I collaborate with members of Greg Voth’s laboratory at the University of Chicago using molecular dynamics simulations to characterize the structure and functions of actin filaments. Here are short summaries of the findings in recent papers.

Mechanism of phosphate release from actin filaments

• Wang Y, Wu J, Zsolnay V, Pollard TD, Voth GA (2024) Mechanism of Phosphate Release from Actin Filaments. Proc. Nat. Acad. Sci. USA. 121:e2408156121. PMID: 38980907. Molecular dynamics simulations revealed that the rate limiting step for the very slow release of phosphate from ADP-Pi-actin filaments is dissociation of phosphate from Mg2+ in the active site. A network of rapidly fluctuating hydrogen bonds in the release channel and a back door gate are not rate limiting.

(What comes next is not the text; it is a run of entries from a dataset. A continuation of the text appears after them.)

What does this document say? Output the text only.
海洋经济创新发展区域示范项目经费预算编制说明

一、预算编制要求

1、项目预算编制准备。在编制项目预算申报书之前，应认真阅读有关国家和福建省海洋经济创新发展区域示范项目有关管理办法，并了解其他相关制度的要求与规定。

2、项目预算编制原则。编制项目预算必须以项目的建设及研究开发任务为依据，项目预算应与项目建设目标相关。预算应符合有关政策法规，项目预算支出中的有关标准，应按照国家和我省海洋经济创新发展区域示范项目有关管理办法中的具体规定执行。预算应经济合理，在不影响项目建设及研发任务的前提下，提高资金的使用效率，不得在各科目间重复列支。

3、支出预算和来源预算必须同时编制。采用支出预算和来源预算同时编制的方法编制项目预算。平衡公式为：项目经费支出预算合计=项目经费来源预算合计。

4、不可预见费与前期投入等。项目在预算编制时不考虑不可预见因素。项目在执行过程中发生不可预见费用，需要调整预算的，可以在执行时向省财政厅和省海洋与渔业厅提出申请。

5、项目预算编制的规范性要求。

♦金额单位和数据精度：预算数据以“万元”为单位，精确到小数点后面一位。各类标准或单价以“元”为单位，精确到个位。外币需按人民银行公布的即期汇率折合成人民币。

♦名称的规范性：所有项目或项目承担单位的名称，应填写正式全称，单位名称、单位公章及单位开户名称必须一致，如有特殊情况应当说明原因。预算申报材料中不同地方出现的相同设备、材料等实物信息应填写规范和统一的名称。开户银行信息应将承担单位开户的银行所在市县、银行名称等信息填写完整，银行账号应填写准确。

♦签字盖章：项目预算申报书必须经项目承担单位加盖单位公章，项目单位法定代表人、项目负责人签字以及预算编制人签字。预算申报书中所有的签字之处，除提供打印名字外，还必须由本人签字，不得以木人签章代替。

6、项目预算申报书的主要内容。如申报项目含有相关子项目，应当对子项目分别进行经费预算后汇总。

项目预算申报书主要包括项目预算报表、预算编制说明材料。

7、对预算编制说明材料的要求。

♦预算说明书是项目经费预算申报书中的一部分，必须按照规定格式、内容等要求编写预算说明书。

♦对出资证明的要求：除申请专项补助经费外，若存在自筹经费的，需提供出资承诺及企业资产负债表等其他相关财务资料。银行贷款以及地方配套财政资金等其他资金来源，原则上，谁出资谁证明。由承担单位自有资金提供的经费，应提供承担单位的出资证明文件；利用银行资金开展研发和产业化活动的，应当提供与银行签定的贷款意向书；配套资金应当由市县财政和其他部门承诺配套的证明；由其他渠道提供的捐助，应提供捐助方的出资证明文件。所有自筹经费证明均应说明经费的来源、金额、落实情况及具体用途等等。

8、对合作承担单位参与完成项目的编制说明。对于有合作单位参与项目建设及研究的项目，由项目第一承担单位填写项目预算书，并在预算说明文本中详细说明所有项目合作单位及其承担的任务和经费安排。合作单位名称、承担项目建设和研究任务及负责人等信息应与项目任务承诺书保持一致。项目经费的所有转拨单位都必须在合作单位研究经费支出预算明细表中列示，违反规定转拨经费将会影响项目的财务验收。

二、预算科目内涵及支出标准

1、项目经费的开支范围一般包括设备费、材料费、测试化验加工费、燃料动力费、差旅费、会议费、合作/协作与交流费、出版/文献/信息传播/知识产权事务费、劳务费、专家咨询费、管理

Mechanism of Arp2/3 complex activation

• Iyer SS, WuJ, Pollard TD, Voth GA (2025) Molecular mechanism of Arp2/3 activation by nucleation promoting factors and actin monomer. Proc. Nat. Acad. Sci. USA. 122:e2421467122. PMID: 40048273. We used molecular dynamics simulations to estimate the rate and equilibrium constants for the activation of Arp2/3 complex by nucleation promoting factors prior to binding a mother filament and nucleating a daughter filament. Bound nucleation promoting factors increase the rate of the slow conformational change from inactive the “short-pitch” ten-fold. Binding to a “mother filament” stabilizes the active conformation and allows nucleation of a daughter filament.

Iyer image Arp2/3 complex
Actin filament structure at physiological temperature

• Iyer SS, Herman KM, Paul T, Wang I, Pollard TD, Voth GA (2025) Reaching the full potential of cryo-EM reconstructions with molecular dynamics simulations at 310 K: Actin filaments as an example. Proc. Nat. Acad. Sci. USA. 122:e2521421122. Molecular dynamics simulations at physiological temperature of cryo-EM structures of actin filaments revealed that freezing captures low entropy conformations, while higher entropy conformations predominate at physiological temperature. Thermal fluctuations of the filaments at 310 K explain the very slow rates of ATP hydrolysis and binding of cofilin.